Nommé au sein du comité d’organisation du dialogue par arrêté du Premier ministre de transition le 13 août 2021, Nialbé a décidé après deux semaines de ne plus y siéger. La raison n'a rien à voir avec un refus de principe quant au dialogue national, bien au contraire.
«Organiser l’opposition»
Félix Niablé entend rester en retrait de ce comité afin, dit-il dans une correspondance adressée au gouvernement, de «pouvoir organiser les partis politiques [de l'opposition] pour une participation sereine et constructive auxdites assises dont l’importance n’est plus à démontrer».
En d'autres termes, Félix Nialbé veut rester au-dessus de la mêlée pour mieux jouer son rôle de chef de file de l’opposition.
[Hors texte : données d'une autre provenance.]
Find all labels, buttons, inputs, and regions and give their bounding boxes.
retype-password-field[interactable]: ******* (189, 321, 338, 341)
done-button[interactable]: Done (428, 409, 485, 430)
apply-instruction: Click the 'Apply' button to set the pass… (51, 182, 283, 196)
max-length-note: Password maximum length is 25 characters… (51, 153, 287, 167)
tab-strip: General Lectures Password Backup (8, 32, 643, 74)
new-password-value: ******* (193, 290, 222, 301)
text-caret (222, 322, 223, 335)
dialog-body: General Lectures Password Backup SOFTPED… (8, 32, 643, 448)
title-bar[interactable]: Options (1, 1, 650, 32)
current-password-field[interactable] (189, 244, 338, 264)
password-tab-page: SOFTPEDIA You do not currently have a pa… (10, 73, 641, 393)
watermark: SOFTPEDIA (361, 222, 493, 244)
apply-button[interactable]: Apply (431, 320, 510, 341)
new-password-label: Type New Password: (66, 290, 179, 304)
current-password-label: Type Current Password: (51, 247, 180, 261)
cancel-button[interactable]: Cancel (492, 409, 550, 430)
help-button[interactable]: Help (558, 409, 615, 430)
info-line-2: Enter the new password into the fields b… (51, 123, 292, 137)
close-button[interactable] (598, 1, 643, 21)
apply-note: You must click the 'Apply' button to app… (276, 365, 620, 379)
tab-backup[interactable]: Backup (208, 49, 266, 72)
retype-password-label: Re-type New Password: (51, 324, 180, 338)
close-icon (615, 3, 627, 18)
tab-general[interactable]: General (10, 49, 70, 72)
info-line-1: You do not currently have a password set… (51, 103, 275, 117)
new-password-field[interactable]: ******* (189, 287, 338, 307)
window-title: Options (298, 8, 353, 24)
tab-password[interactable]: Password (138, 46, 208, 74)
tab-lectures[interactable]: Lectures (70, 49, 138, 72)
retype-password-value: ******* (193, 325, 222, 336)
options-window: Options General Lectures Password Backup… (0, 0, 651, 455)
«Je demeure le chef de file de l’opposition démocratique, l’opposition tchadienne parlementaire et extra-parlementaire. Donc là, je dois jouer mon rôle de chef de l’opposition mais je ne peux pas être dans un comité d’organisation du dialogue», a-t-il indiqué dans sa correspondance.
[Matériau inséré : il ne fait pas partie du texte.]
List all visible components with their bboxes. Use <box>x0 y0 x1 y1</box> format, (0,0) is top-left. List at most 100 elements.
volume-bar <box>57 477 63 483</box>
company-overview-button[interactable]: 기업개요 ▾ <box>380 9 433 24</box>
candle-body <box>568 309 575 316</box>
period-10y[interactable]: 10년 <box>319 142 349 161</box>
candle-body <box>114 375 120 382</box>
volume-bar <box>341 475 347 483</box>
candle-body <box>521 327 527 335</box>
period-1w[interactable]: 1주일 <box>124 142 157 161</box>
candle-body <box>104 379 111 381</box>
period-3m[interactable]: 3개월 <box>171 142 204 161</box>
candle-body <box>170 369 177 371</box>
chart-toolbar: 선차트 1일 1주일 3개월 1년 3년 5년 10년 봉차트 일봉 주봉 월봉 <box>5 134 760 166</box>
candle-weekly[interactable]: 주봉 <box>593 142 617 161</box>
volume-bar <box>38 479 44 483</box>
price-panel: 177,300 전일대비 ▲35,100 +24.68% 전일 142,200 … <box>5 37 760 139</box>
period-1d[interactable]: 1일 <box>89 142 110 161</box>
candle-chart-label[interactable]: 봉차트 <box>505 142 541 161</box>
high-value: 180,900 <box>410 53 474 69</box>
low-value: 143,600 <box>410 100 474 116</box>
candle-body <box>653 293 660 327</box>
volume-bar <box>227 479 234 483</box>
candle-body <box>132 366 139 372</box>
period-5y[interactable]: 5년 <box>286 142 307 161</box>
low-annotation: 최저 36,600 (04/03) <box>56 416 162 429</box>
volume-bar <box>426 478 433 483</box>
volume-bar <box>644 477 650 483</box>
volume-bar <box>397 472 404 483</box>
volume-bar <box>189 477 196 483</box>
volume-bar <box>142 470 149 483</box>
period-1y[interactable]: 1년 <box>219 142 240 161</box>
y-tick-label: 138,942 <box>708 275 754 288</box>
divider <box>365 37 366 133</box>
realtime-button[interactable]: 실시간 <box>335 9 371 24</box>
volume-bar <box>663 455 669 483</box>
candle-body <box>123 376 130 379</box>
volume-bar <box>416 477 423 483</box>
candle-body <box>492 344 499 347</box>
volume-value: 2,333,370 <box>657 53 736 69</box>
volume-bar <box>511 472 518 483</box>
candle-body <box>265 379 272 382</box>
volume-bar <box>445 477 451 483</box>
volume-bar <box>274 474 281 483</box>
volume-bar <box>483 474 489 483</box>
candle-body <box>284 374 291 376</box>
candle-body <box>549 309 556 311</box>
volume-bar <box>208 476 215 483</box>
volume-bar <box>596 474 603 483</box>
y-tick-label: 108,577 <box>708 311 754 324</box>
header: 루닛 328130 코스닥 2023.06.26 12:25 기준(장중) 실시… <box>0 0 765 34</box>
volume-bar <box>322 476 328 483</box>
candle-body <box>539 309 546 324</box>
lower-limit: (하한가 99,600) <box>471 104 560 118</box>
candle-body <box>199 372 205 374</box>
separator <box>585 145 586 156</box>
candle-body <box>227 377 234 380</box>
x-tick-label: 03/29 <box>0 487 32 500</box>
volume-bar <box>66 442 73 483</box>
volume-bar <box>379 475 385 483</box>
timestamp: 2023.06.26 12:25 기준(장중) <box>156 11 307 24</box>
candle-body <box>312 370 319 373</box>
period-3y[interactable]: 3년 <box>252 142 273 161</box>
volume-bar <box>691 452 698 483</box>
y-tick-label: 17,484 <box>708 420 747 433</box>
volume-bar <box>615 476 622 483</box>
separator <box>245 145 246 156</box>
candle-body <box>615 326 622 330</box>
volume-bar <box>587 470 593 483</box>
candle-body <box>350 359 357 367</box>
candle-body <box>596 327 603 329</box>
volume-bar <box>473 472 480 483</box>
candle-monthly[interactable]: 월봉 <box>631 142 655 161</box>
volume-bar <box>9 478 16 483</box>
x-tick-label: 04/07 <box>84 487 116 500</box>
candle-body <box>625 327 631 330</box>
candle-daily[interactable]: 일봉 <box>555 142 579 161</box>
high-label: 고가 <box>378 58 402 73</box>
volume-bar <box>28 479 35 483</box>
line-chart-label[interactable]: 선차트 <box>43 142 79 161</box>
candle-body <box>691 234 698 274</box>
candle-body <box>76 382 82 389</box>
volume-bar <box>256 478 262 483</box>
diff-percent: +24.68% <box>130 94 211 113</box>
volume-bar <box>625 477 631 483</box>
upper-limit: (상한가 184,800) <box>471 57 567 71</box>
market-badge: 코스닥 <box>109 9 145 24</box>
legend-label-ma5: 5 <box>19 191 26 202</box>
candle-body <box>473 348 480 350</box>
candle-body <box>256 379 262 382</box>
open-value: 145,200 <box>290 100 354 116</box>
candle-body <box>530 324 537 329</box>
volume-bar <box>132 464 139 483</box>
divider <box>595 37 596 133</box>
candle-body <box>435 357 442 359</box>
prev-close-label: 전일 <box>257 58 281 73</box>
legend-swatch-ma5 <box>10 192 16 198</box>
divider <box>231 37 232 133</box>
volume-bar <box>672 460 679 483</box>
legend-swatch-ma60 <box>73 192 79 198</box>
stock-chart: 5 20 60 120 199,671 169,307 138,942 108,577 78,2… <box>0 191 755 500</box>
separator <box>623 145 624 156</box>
«Une posture tout à fait légitime», commente Emmanuel Dupuy, président du think tank Institut prospective et sécurité en Europe (IPSE), en faisant référence aux dispositions de l’article 100 de la charte de la transition. Cet article précise en effet qu'«en attendant la mise en place du Conseil national de transition, ses attributions sont dévolues à l'Assemblée nationale». Une structure où il bénéficie du «statut officiel» de chef de file de l'opposition. «C’est la raison pour laquelle, il a voulu occuper ce terrain», estime Dupuy.
Objectif: «s’identifier comme un opposant modéré» pouvant réunir autour de lui toute l’opposition dans le but de «soutenir sa candidature qui ne fait plus aucun doute».
Opposant modéré
Mais le chef de file de l’opposition ne doit pas se faire d’illusions, ajoute l’expert français. Et pour cause, dans la pratique, la scène politique tchadienne ne connaît pas qu'une seule opposition. Celle-ci est divisée, en effet, selon l'attitude à observer quant à la transition en cours et notamment à la succession du général Mahamat Idriss Déby à son père dans des conditions controversées, en avril dernier.
En tête de ceux qui cautionnent la transition, Emmanuel Dupuy cite l’opposant traditionnel à Idriss Déby, Saleh Kebzabo, le président de l'UNDR, et membre du comité qui prépare le dialogue national.
Au rang des opposants plus radicaux, qui rejettent le processus de transition, figure l'ancien économiste et fonctionnaire international Succès Masra et son parti Les Transformateurs. «Une opposition plus exigeante et plus déterminée à faire corps avec la société civile et la diaspora, qui n’entendent pas s’inscrire dans l’agenda de la transition», détaille Dupuy.
«Je ne pense pas que le statut d’un opposant institutionnalisé [bénéficiant du statut officiel de chef de file, ndlr] puisse calmer les ardeurs d’une opposition non institutionnelle et des activistes. Je crains également qu’on ne soit dans une logique de clivage générationnel et de mauvaise appréciation de la situation au Tchad», soutient-il, rappelant que la scène politique tchadienne compte quelque «203 partis politiques inconciliables».
Une confusion de 203 partis
«Il ne me semble pas que les militants et activistes tchadiens se reconnaîtront en lui. Il ne me semble pas non plus que des mouvements plus jeunes, plus dynamiques autour de Succès Masra, et qui accessoirement sont plus écoutés par l’extérieur, les États-Unis notamment, souhaiteront agir sous l’autorité de Félix Nialbé», conclut-il.
À noter que quelques jours après le départ de Nialbé du cadre préparatif du dialogue national, le gouvernement tchadien n’a pas caché son souhait qu'il y revienne.
«Il n’a jamais quitté le bateau. Il a simplement quitté le comité d’organisation. Mais il reviendra si ce n’est lui, quelqu’un le représentera. Ce n’est pas quelqu’un qui veut tout casser», a indiqué Abderaman Koulamallah, le ministre de la Communication et porte-parole du gouvernement de la transition le dimanche 22 août sur télé Tchad, la télévision nationale.
Le dialogue national devrait se tenir entre novembre et décembre prochains, selon le calendrier dévoilé, en juin dernier, par le Conseil militaire de transition au Tchad qui a pris le pouvoir à la suite de la mort du Président Idriss Déby Itno, le 20 avril dernier. Des élections générales devront se tenir entre juin et septembre 2022.